Three guys from Infusion Development, Jayesh Patel, Bryan Acker, Robert McGovern, penned “Data Access in ASP.NET 2.0” for MSDN. The heart and soul of this article is made of two pieces, introducing the DataSource control and, as a consequence, introducing the new data-bound controls in ASP.NET 2.0. The ObjectDataSource thingy is quite interesting:

The System.Web.UI.WebControls.ObjectDataSource is used in scenarios where you need to implement a data access layer to provide better encapsulation and abstraction. Instead of binding to a database, the ObjectDataSource control lets you bind to a specific data layer in the same manner by which you bind to the database using other controls. The ObjectDataSource control can bind to any method that returns a DataSet or an IEnumerable object (for example, a DataReader or a collection of classes).

Great. And few paragraphs later, we find that the sequel to the DataGrid is the GridView control. Live with it.

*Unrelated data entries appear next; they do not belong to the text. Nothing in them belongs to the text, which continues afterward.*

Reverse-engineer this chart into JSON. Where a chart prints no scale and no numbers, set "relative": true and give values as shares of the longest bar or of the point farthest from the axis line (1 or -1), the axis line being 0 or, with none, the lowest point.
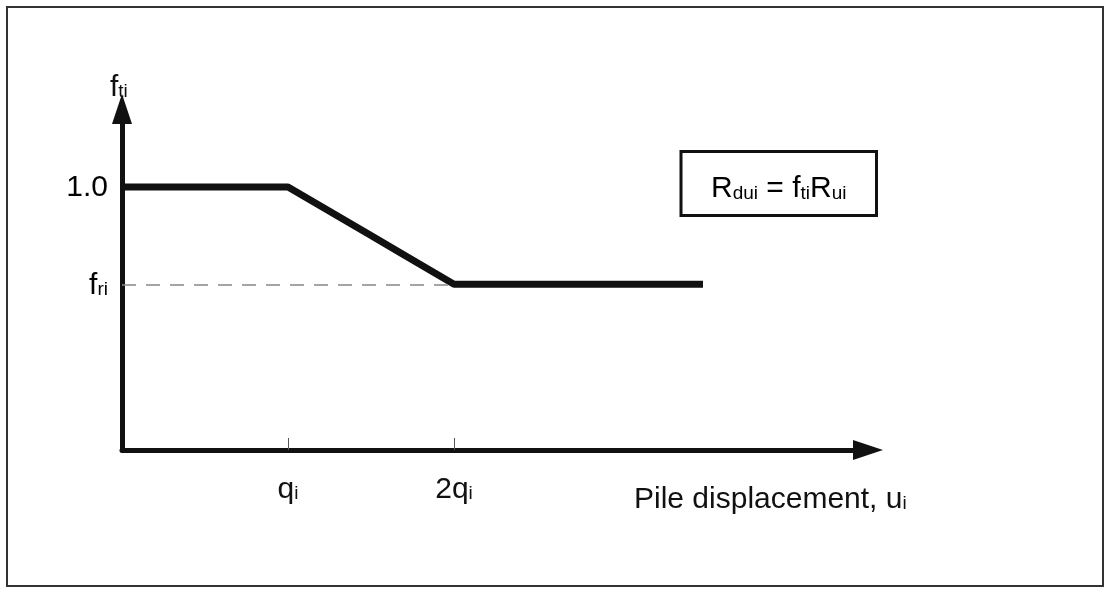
{
  "chart_data": {
    "type": "line",
    "xlabel": "Pile displacement, u$_{i}$",
    "ylabel": "f$_{ti}$",
    "relative": true,
    "categories": [
      null,
      null,
      "q$_{i}$",
      null,
      "2q$_{i}$",
      null,
      null,
      null,
      null,
      null
    ],
    "series": [
      {
        "color": "#111111",
        "values": [
          1,
          1,
          1,
          0.815,
          0.63,
          0.63,
          0.63,
          0.63,
          null,
          null
        ]
      }
    ],
    "ref_lines": [
      {
        "axis": "y",
        "value": 0.63,
        "color": "#888888",
        "line_style": "dashed"
      }
    ],
    "annotations": [
      "R$_{dui}$ = f$_{ti}$R$_{ui}$",
      "1.0",
      "f$_{ri}$"
    ],
    "grid": false,
    "marker": "none",
    "line_style": "solid"
  }
}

Don’t Read about Migrating to 2.0 from 1.1, Watch the Movie Instead

You can read another Infusion Development article at MSDN, “Migrating from ASP.NET 1.x to ASP.NET 2.0,” and/or you can watch the movie, “Russ’ Tool Shed Webcast: Migrating to Visual Studio 2005 Series (Part 1 of 4): Moving from ASP.NET 1.1 to ASP.NET 2.0 (Level 200).” I’m pretty sure it was Russ that inspires the following ASP.NET 2.0 issues:

Dynamic Compilation issues: the platform will generate a random number of randomly named DLL files on the fly. This means that calls to types that do not derive from the namespaces of the platform will fail. This implies that “business logic” should be confined to a predefined folder (\app_code?) instead of scattered among ASPX files.

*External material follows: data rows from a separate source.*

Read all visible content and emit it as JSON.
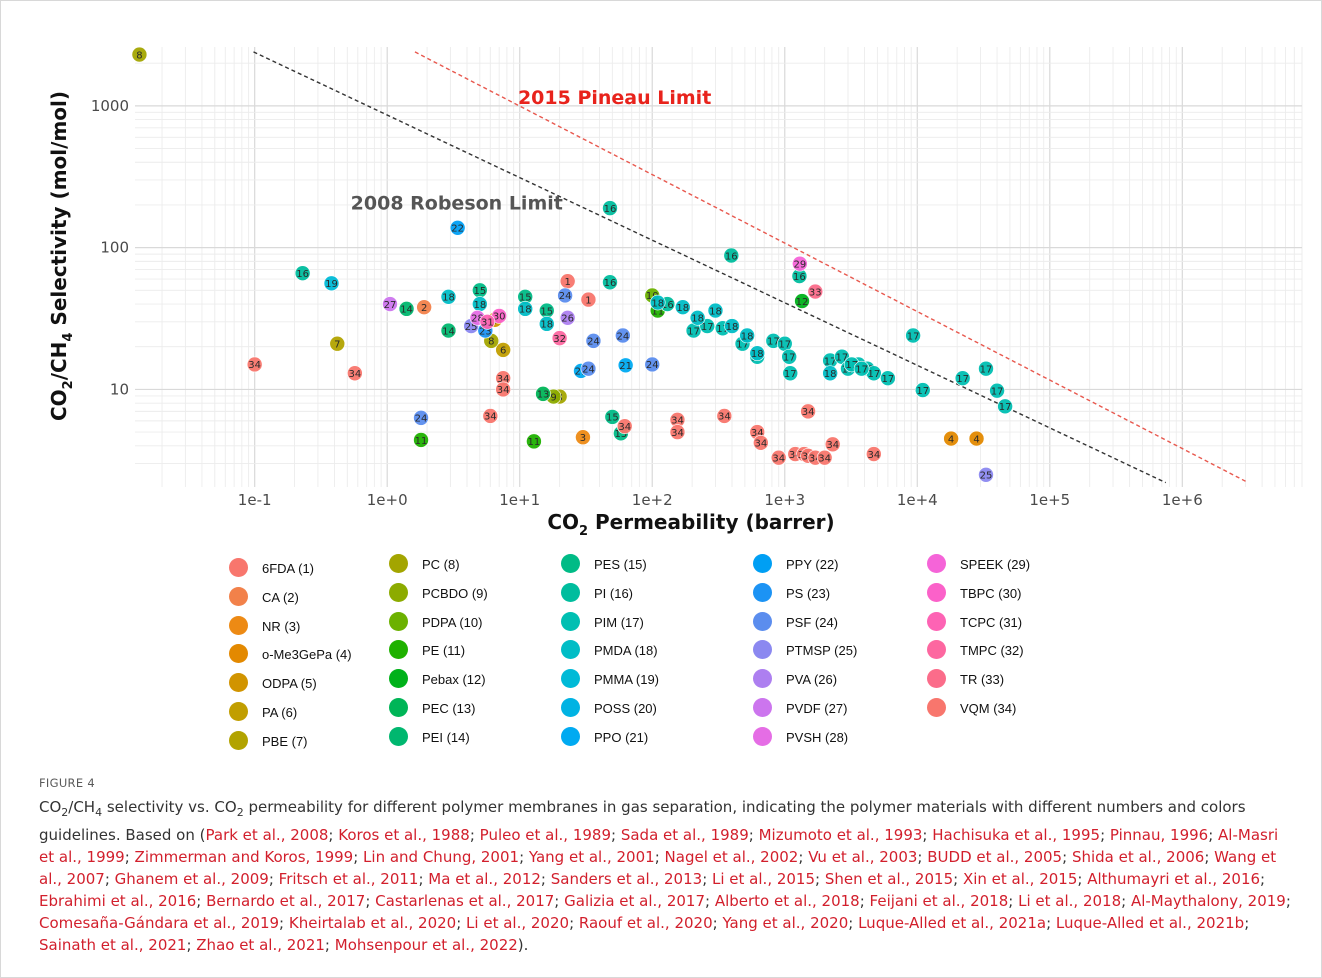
{
  "figure_label": "FIGURE 4",
  "caption": {
    "p1": "CO",
    "s1": "2",
    "p2": "/CH",
    "s2": "4",
    "p3": " selectivity vs. CO",
    "s3": "2",
    "p4": " permeability for different polymer membranes in gas separation, indicating the polymer materials with different numbers and colors guidelines. Based on (",
    "end": ").",
    "sep": "; ",
    "refs": [
      "Park et al., 2008",
      "Koros et al., 1988",
      "Puleo et al., 1989",
      "Sada et al., 1989",
      "Mizumoto et al., 1993",
      "Hachisuka et al., 1995",
      "Pinnau, 1996",
      "Al-Masri et al., 1999",
      "Zimmerman and Koros, 1999",
      "Lin and Chung, 2001",
      "Yang et al., 2001",
      "Nagel et al., 2002",
      "Vu et al., 2003",
      "BUDD et al., 2005",
      "Shida et al., 2006",
      "Wang et al., 2007",
      "Ghanem et al., 2009",
      "Fritsch et al., 2011",
      "Ma et al., 2012",
      "Sanders et al., 2013",
      "Li et al., 2015",
      "Shen et al., 2015",
      "Xin et al., 2015",
      "Althumayri et al., 2016",
      "Ebrahimi et al., 2016",
      "Bernardo et al., 2017",
      "Castarlenas et al., 2017",
      "Galizia et al., 2017",
      "Alberto et al., 2018",
      "Feijani et al., 2018",
      "Li et al., 2018",
      "Al-Maythalony, 2019",
      "Comesaña-Gándara et al., 2019",
      "Kheirtalab et al., 2020",
      "Li et al., 2020",
      "Raouf et al., 2020",
      "Yang et al., 2020",
      "Luque-Alled et al., 2021a",
      "Luque-Alled et al., 2021b",
      "Sainath et al., 2021",
      "Zhao et al., 2021",
      "Mohsenpour et al., 2022"
    ]
  },
  "chart_data": {
    "type": "scatter",
    "x_scale": "log",
    "y_scale": "log",
    "xlim": [
      0.0125,
      8000000
    ],
    "ylim": [
      2.05,
      2600
    ],
    "xlabel": {
      "main": "CO",
      "sub": "2",
      "rest": " Permeability (barrer)"
    },
    "ylabel": {
      "a": "CO",
      "b": "2",
      "c": "/CH",
      "d": "4",
      "e": " Selectivity (mol/mol)"
    },
    "x_tick_values": [
      0.1,
      1,
      10,
      100,
      1000,
      10000,
      100000,
      1000000
    ],
    "x_tick_labels": [
      "1e-1",
      "1e+0",
      "1e+1",
      "1e+2",
      "1e+3",
      "1e+4",
      "1e+5",
      "1e+6"
    ],
    "y_tick_values": [
      10,
      100,
      1000
    ],
    "y_tick_labels": [
      "10",
      "100",
      "1000"
    ],
    "grid": true,
    "reference_lines": [
      {
        "name": "2008 Robeson Limit",
        "color": "#333333",
        "label_color": "#555555",
        "points": [
          [
            0.098,
            2400
          ],
          [
            750000,
            2.2
          ]
        ],
        "label_at": [
          0.53,
          185
        ]
      },
      {
        "name": "2015 Pineau Limit",
        "color": "#e8584e",
        "label_color": "#e8231c",
        "points": [
          [
            1.62,
            2400
          ],
          [
            3000000,
            2.25
          ]
        ],
        "label_at": [
          9.7,
          1030
        ]
      }
    ],
    "legend": {
      "position": "bottom",
      "columns": [
        [
          {
            "label": "6FDA (1)",
            "color": "#f8766d"
          },
          {
            "label": "CA (2)",
            "color": "#f2814a"
          },
          {
            "label": "NR (3)",
            "color": "#ed8a14"
          },
          {
            "label": "o-Me3GePa (4)",
            "color": "#e38900"
          },
          {
            "label": "ODPA (5)",
            "color": "#d19400"
          },
          {
            "label": "PA (6)",
            "color": "#c19e00"
          },
          {
            "label": "PBE (7)",
            "color": "#b2a300"
          }
        ],
        [
          {
            "label": "PC (8)",
            "color": "#a3a500"
          },
          {
            "label": "PCBDO (9)",
            "color": "#8cab00"
          },
          {
            "label": "PDPA (10)",
            "color": "#6cb100"
          },
          {
            "label": "PE (11)",
            "color": "#1fb100"
          },
          {
            "label": "Pebax (12)",
            "color": "#00b11a"
          },
          {
            "label": "PEC (13)",
            "color": "#00b557"
          },
          {
            "label": "PEI (14)",
            "color": "#00b76f"
          }
        ],
        [
          {
            "label": "PES (15)",
            "color": "#00bb86"
          },
          {
            "label": "PI (16)",
            "color": "#00bd9e"
          },
          {
            "label": "PIM (17)",
            "color": "#00bfb2"
          },
          {
            "label": "PMDA (18)",
            "color": "#00bdc6"
          },
          {
            "label": "PMMA (19)",
            "color": "#00bad7"
          },
          {
            "label": "POSS (20)",
            "color": "#00b3e3"
          },
          {
            "label": "PPO (21)",
            "color": "#00aaf1"
          }
        ],
        [
          {
            "label": "PPY (22)",
            "color": "#009ff4"
          },
          {
            "label": "PS (23)",
            "color": "#1c93f4"
          },
          {
            "label": "PSF (24)",
            "color": "#5b8dee"
          },
          {
            "label": "PTMSP (25)",
            "color": "#8b88f0"
          },
          {
            "label": "PVA (26)",
            "color": "#ad7ff0"
          },
          {
            "label": "PVDF (27)",
            "color": "#cc75ee"
          },
          {
            "label": "PVSH (28)",
            "color": "#e56de5"
          }
        ],
        [
          {
            "label": "SPEEK (29)",
            "color": "#f564d8"
          },
          {
            "label": "TBPC (30)",
            "color": "#fb61c9"
          },
          {
            "label": "TCPC (31)",
            "color": "#fd63b4"
          },
          {
            "label": "TMPC (32)",
            "color": "#fd67a0"
          },
          {
            "label": "TR (33)",
            "color": "#fb6c8a"
          },
          {
            "label": "VQM (34)",
            "color": "#f8766d"
          }
        ]
      ]
    },
    "point_groups": [
      {
        "id": 1,
        "color": "#f8766d",
        "points": [
          [
            23,
            58
          ],
          [
            33,
            43
          ]
        ]
      },
      {
        "id": 2,
        "color": "#f2814a",
        "points": [
          [
            1.9,
            38
          ]
        ]
      },
      {
        "id": 3,
        "color": "#ed8a14",
        "points": [
          [
            30,
            4.6
          ]
        ]
      },
      {
        "id": 4,
        "color": "#e38900",
        "points": [
          [
            18000,
            4.5
          ],
          [
            28000,
            4.5
          ]
        ]
      },
      {
        "id": 5,
        "color": "#d19400",
        "points": [
          [
            6.5,
            31
          ]
        ]
      },
      {
        "id": 6,
        "color": "#c19e00",
        "points": [
          [
            7.5,
            19
          ]
        ]
      },
      {
        "id": 7,
        "color": "#b2a300",
        "points": [
          [
            0.42,
            21
          ]
        ]
      },
      {
        "id": 8,
        "color": "#a3a500",
        "points": [
          [
            6.1,
            22
          ],
          [
            20,
            8.9
          ],
          [
            0.0135,
            2300
          ]
        ]
      },
      {
        "id": 9,
        "color": "#8cab00",
        "points": [
          [
            18,
            8.9
          ]
        ]
      },
      {
        "id": 10,
        "color": "#6cb100",
        "points": [
          [
            100,
            46
          ]
        ]
      },
      {
        "id": 11,
        "color": "#1fb100",
        "points": [
          [
            1.8,
            4.4
          ],
          [
            12.8,
            4.3
          ],
          [
            110,
            36
          ]
        ]
      },
      {
        "id": 12,
        "color": "#00b11a",
        "points": [
          [
            1350,
            42
          ]
        ]
      },
      {
        "id": 13,
        "color": "#00b557",
        "points": [
          [
            15,
            9.3
          ]
        ]
      },
      {
        "id": 14,
        "color": "#00b76f",
        "points": [
          [
            1.4,
            37
          ],
          [
            2.9,
            26
          ]
        ]
      },
      {
        "id": 15,
        "color": "#00bb86",
        "points": [
          [
            50,
            6.4
          ],
          [
            58,
            4.9
          ],
          [
            5,
            50
          ],
          [
            11,
            45
          ],
          [
            16,
            36
          ]
        ]
      },
      {
        "id": 16,
        "color": "#00bd9e",
        "points": [
          [
            0.23,
            66
          ],
          [
            48,
            190
          ],
          [
            48,
            57
          ],
          [
            395,
            88
          ],
          [
            1290,
            63
          ],
          [
            130,
            40
          ]
        ]
      },
      {
        "id": 17,
        "color": "#00bfb2",
        "points": [
          [
            205,
            26
          ],
          [
            260,
            28
          ],
          [
            340,
            27
          ],
          [
            480,
            21
          ],
          [
            620,
            17
          ],
          [
            820,
            22
          ],
          [
            1000,
            21
          ],
          [
            1080,
            17
          ],
          [
            1100,
            13
          ],
          [
            2200,
            16
          ],
          [
            2700,
            17
          ],
          [
            3000,
            14
          ],
          [
            3600,
            15
          ],
          [
            4200,
            14
          ],
          [
            4700,
            13
          ],
          [
            6000,
            12
          ],
          [
            9300,
            24
          ],
          [
            11000,
            9.9
          ],
          [
            22000,
            12
          ],
          [
            33000,
            14
          ],
          [
            40000,
            9.8
          ],
          [
            46000,
            7.6
          ],
          [
            3200,
            15
          ],
          [
            3800,
            14
          ]
        ]
      },
      {
        "id": 18,
        "color": "#00bdc6",
        "points": [
          [
            2.9,
            45
          ],
          [
            5,
            40
          ],
          [
            11,
            37
          ],
          [
            16,
            29
          ],
          [
            110,
            41
          ],
          [
            170,
            38
          ],
          [
            220,
            32
          ],
          [
            300,
            36
          ],
          [
            400,
            28
          ],
          [
            520,
            24
          ],
          [
            620,
            18
          ],
          [
            2200,
            13
          ]
        ]
      },
      {
        "id": 19,
        "color": "#00bad7",
        "points": [
          [
            0.38,
            56
          ]
        ]
      },
      {
        "id": 21,
        "color": "#00aaf1",
        "points": [
          [
            29,
            13.5
          ],
          [
            63,
            14.8
          ]
        ]
      },
      {
        "id": 22,
        "color": "#009ff4",
        "points": [
          [
            3.4,
            138
          ]
        ]
      },
      {
        "id": 23,
        "color": "#1c93f4",
        "points": [
          [
            5.5,
            26
          ]
        ]
      },
      {
        "id": 24,
        "color": "#5b8dee",
        "points": [
          [
            22,
            46
          ],
          [
            60,
            24
          ],
          [
            100,
            15
          ],
          [
            1.8,
            6.3
          ],
          [
            36,
            22
          ],
          [
            33,
            14
          ]
        ]
      },
      {
        "id": 25,
        "color": "#8b88f0",
        "points": [
          [
            33000,
            2.5
          ],
          [
            4.3,
            28
          ]
        ]
      },
      {
        "id": 26,
        "color": "#ad7ff0",
        "points": [
          [
            23,
            32
          ]
        ]
      },
      {
        "id": 27,
        "color": "#cc75ee",
        "points": [
          [
            1.05,
            40
          ]
        ]
      },
      {
        "id": 28,
        "color": "#e56de5",
        "points": [
          [
            4.8,
            32
          ]
        ]
      },
      {
        "id": 29,
        "color": "#f564d8",
        "points": [
          [
            1300,
            77
          ]
        ]
      },
      {
        "id": 30,
        "color": "#fb61c9",
        "points": [
          [
            7,
            33
          ]
        ]
      },
      {
        "id": 31,
        "color": "#fd63b4",
        "points": [
          [
            5.7,
            30
          ]
        ]
      },
      {
        "id": 32,
        "color": "#fd67a0",
        "points": [
          [
            20,
            23
          ]
        ]
      },
      {
        "id": 33,
        "color": "#fb6c8a",
        "points": [
          [
            1700,
            49
          ]
        ]
      },
      {
        "id": 34,
        "color": "#f8766d",
        "points": [
          [
            0.1,
            15
          ],
          [
            0.57,
            13
          ],
          [
            6,
            6.5
          ],
          [
            7.5,
            12
          ],
          [
            7.5,
            10
          ],
          [
            62,
            5.5
          ],
          [
            155,
            6.1
          ],
          [
            155,
            5
          ],
          [
            350,
            6.5
          ],
          [
            620,
            5
          ],
          [
            660,
            4.2
          ],
          [
            900,
            3.3
          ],
          [
            1200,
            3.5
          ],
          [
            1400,
            3.5
          ],
          [
            1500,
            3.4
          ],
          [
            1700,
            3.3
          ],
          [
            2000,
            3.3
          ],
          [
            2300,
            4.1
          ],
          [
            4700,
            3.5
          ],
          [
            1500,
            7
          ]
        ]
      }
    ]
  }
}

Debugging issues: Take advantage of Trace.Warn() and Trace.Write() to customize trace output.

The \aspnet_client folder should disappear in version 2.0. This is replaced by a custom HTTP handler that reads from a file called WebResource.axd.

Another Badly Written Article from CodeProject.com

A graduate of the University of Karachi, Sadaf Alvi, tries level best to let me know about “Attributes in C#.” For lack of another article, I depend on Sadaf Alvi for some insight. When I criticize the writing of others, there is no implication that I am the greatest writer in the world (and a bizarre racist xenophobe)—but damn!

When Love Calls, You Better Answer : A Novel Daniel Terdiman and company at Wired.com, in “Video Shills for Literary Stars,” writes:

With the advent of services like VidLit, which produces short, humorous, animated Flash films about books, authors have a new way to reach online readers. Because of the viral quality of online videos, some writers are finding success at the end of the broadband pipe.

The story also goes on to explain that some of these promotions cost up to $3,500/minute to produce. Here at kintespace.com, writers like Jaha Zainabu and visual artists like Michael Massenburg paid nothing for their multimedia broadband presence. And in spite of these relatively huge sums being thrown about, I will still keep on keeping on with the original idea behind kintespace.com with a view to celebrate talent that may otherwise go unnoticed. What I have learned along the way is that many of these creative folk are underrepresented because of choices they make instead of an outside force imposing upon them.

Bertice Berry is not one of these folk. Her four-minute Flash presentation at VidLit.com is nothing like what we currently have here at kintespace.com. This promotion of her book When Love Calls, You Better Answer is very entertaining. I want to see this multimedia market to explode to a size that is too big for a small cartel of established entertainment companies to dominate and strangle to death. There should be enough work for all of us.